Adam Stankievič (Адам Станкевіч, Adam Stankiewicz, January 6, 1892 – November 29, 1949) was a Belarusian Roman Catholic priest, politician and writer. Stankievič was one of ideologists of the Belarusian Christian democratic movement in the early 20th century.

Adam Stankievič was born in Arlianiaty (now in Hrodna Voblast), near Ashmyany. In 1914 he graduated from a priest seminary in Vilna (Vilnius in Lithuanian). Adam Stankievič was one of the founders of the Belarusian Christian Democratic Union and the Belarusian Christian Democracy. He was one of the first priests to use Belarusian language in church services.

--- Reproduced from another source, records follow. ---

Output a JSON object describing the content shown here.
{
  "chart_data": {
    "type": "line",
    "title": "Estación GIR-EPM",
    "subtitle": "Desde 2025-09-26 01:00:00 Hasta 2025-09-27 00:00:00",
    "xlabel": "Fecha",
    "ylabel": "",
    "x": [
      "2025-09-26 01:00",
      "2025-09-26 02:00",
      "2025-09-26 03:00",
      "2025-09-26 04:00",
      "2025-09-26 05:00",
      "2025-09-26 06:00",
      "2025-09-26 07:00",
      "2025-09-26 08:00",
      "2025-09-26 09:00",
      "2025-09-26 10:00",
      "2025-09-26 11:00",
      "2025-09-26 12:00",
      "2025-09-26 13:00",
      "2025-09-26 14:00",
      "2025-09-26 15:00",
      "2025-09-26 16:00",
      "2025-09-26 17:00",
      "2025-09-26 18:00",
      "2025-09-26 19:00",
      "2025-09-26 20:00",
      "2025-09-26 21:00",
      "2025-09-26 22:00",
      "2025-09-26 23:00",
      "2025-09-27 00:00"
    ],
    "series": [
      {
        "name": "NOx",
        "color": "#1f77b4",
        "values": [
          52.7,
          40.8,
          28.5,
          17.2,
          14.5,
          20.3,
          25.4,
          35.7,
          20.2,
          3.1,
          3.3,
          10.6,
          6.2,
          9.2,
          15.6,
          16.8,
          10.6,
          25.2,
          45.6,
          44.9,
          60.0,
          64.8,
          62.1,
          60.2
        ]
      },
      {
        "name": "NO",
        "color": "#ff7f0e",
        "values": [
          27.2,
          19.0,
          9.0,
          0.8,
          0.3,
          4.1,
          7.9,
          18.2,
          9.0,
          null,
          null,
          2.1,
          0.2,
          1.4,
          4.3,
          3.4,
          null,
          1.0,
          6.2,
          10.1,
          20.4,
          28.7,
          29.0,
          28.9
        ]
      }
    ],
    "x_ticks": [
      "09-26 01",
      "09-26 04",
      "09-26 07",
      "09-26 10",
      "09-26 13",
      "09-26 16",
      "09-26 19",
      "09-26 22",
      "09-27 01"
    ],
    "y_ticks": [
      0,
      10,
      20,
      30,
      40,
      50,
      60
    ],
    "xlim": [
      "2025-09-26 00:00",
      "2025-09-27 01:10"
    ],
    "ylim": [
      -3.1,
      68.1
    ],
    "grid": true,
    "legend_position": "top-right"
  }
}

In December 1919 Adam Stankievič became member of the exiled Rada of the Belarusian Democratic Republic. He was an active member of the Belarusian national movement in Poland-controlled West Belarus. In 1922 he was elected to the Sejm as member of the Bloc of National Minorities.

Unlike his fellow-villager, the notable West Belarusian politician and scientist Jan Stankievič, Adam refused to cooperate with the Germans after their invasion in Poland. During World War II he lived in Vilnius where he published Belarusian religious literature. At this time Stankievič remained outside of the Belarusian political movement, rejecting any possibility of collaborating with the Nazi Germans. In many ways he assisted the anti-German resistance and especially the persecuted Jews whom he often harbored in his church.

In 1944 Adam Stankievič refused to flee from Belarus with the retreating German armies. He was arrested by Soviet authorities soon after re-installation of Soviet control over Vilnius. In 1949 he was sent to the Ozerlag camp near Taishet, Irkutsk oblast, where he died.